Here is the code implementation from scratch, integrating the evaluation metrics and a basic interpretability method (analysis of embedding space).

##### Prerequisites
We'll assume you have the necessary classes and data splits:

In [None]:
import torch
import torch.nn as nn
from torch.utils.data import DataLoader
from sklearn.metrics import roc_auc_score, average_precision_score, confusion_matrix
from sklearn.manifold import TSNE
import numpy as np
import pandas as pd
import matplotlib.pyplot as plt
import seaborn as sns
from typing import List

# --- ASSUMED IMPORTS/SETUP FROM PREVIOUS PHASES ---
# from my_model_scripts import DTIModel, custom_collate, DTIDataset 
# from my_data_scripts import test_data # The DataFrame for the held-out test set

# Define constants from previous phases
DRUG_IN_FEAT = 71
TARGET_IN_FEAT = 21
EMBEDDING_DIM = 128
HIDDEN_DIM = 64
GNN_LAYERS = 3
CNN_KERNEL_SIZE = 8
MAX_LEN = 1200
BATCH_SIZE = 32
CHECKPOINT_PATH = 'dti_model_best.pt' # Path where Phase 4 saved the best weights
DEVICE = torch.device('cuda' if torch.cuda.is_available() else 'cpu')

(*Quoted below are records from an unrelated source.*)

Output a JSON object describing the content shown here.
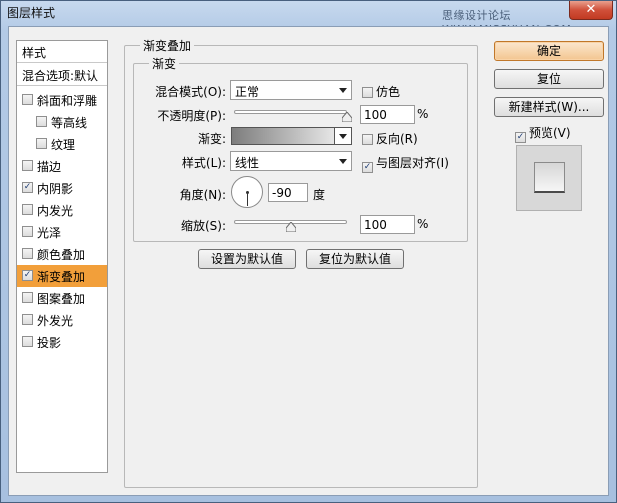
{
  "window": {
    "title": "图层样式",
    "watermark": "思缘设计论坛 WWW.MISSYUAN.COM",
    "close_glyph": "✕"
  },
  "stylelist": {
    "header": "样式",
    "blend": "混合选项:默认",
    "items": [
      {
        "label": "斜面和浮雕",
        "checked": false,
        "sub": false
      },
      {
        "label": "等高线",
        "checked": false,
        "sub": true
      },
      {
        "label": "纹理",
        "checked": false,
        "sub": true
      },
      {
        "label": "描边",
        "checked": false,
        "sub": false
      },
      {
        "label": "内阴影",
        "checked": true,
        "sub": false
      },
      {
        "label": "内发光",
        "checked": false,
        "sub": false
      },
      {
        "label": "光泽",
        "checked": false,
        "sub": false
      },
      {
        "label": "颜色叠加",
        "checked": false,
        "sub": false
      },
      {
        "label": "渐变叠加",
        "checked": true,
        "sub": false,
        "active": true
      },
      {
        "label": "图案叠加",
        "checked": false,
        "sub": false
      },
      {
        "label": "外发光",
        "checked": false,
        "sub": false
      },
      {
        "label": "投影",
        "checked": false,
        "sub": false
      }
    ]
  },
  "panel": {
    "outer_title": "渐变叠加",
    "inner_title": "渐变",
    "blend_mode_label": "混合模式(O):",
    "blend_mode_value": "正常",
    "dither_label": "仿色",
    "dither_checked": false,
    "opacity_label": "不透明度(P):",
    "opacity_value": "100",
    "opacity_fraction": 1.0,
    "percent": "%",
    "gradient_label": "渐变:",
    "reverse_label": "反向(R)",
    "reverse_checked": false,
    "style_label": "样式(L):",
    "style_value": "线性",
    "align_label": "与图层对齐(I)",
    "align_checked": true,
    "angle_label": "角度(N):",
    "angle_value": "-90",
    "angle_unit": "度",
    "scale_label": "缩放(S):",
    "scale_value": "100",
    "scale_fraction": 0.5,
    "set_default": "设置为默认值",
    "reset_default": "复位为默认值"
  },
  "side": {
    "ok": "确定",
    "reset": "复位",
    "new_style": "新建样式(W)...",
    "preview_label": "预览(V)",
    "preview_checked": true
  },
  "check_glyph": "✓",
  "colors": {
    "active_item": "#f29f3a",
    "default_button": "#f3c690"
  }
}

### 1. Model Evaluation on the Test Set (Proving Performance)
This function runs the final trained model on the test data and calculates the key binary classification metrics.

In [None]:
def evaluate_on_test_set(test_df: pd.DataFrame, checkpoint_path: str):
    """
    Loads the best model, performs prediction on the test set, and calculates metrics.
    
    Returns:
        tuple: (metrics_dict, all_labels, all_predictions, model)
    """
    print("1. Loading best model and setting up Test Evaluation...")
    
    # 1. Initialize and Load Model
    model = DTIModel(
        drug_in_feat=DRUG_IN_FEAT, target_in_feat=TARGET_IN_FEAT, hidden_dim=HIDDEN_DIM,
        gnn_layers=GNN_LAYERS, cnn_kernel_size=CNN_KERNEL_SIZE, embedding_dim=EMBEDDING_DIM
    ).to(DEVICE)
    
    # Check if checkpoint exists and load weights
    if not os.path.exists(checkpoint_path):
        print(f"Error: Checkpoint file not found at {checkpoint_path}. Using uninitialized model.")
    else:
        model.load_state_dict(torch.load(checkpoint_path, map_location=DEVICE))
    
    model.eval() # Set model to evaluation mode
    
    # 2. Setup DataLoader
    test_dataset = DTIDataset(test_df, max_len=MAX_LEN) 
    test_loader = DataLoader(test_dataset, batch_size=BATCH_SIZE, shuffle=False, collate_fn=custom_collate)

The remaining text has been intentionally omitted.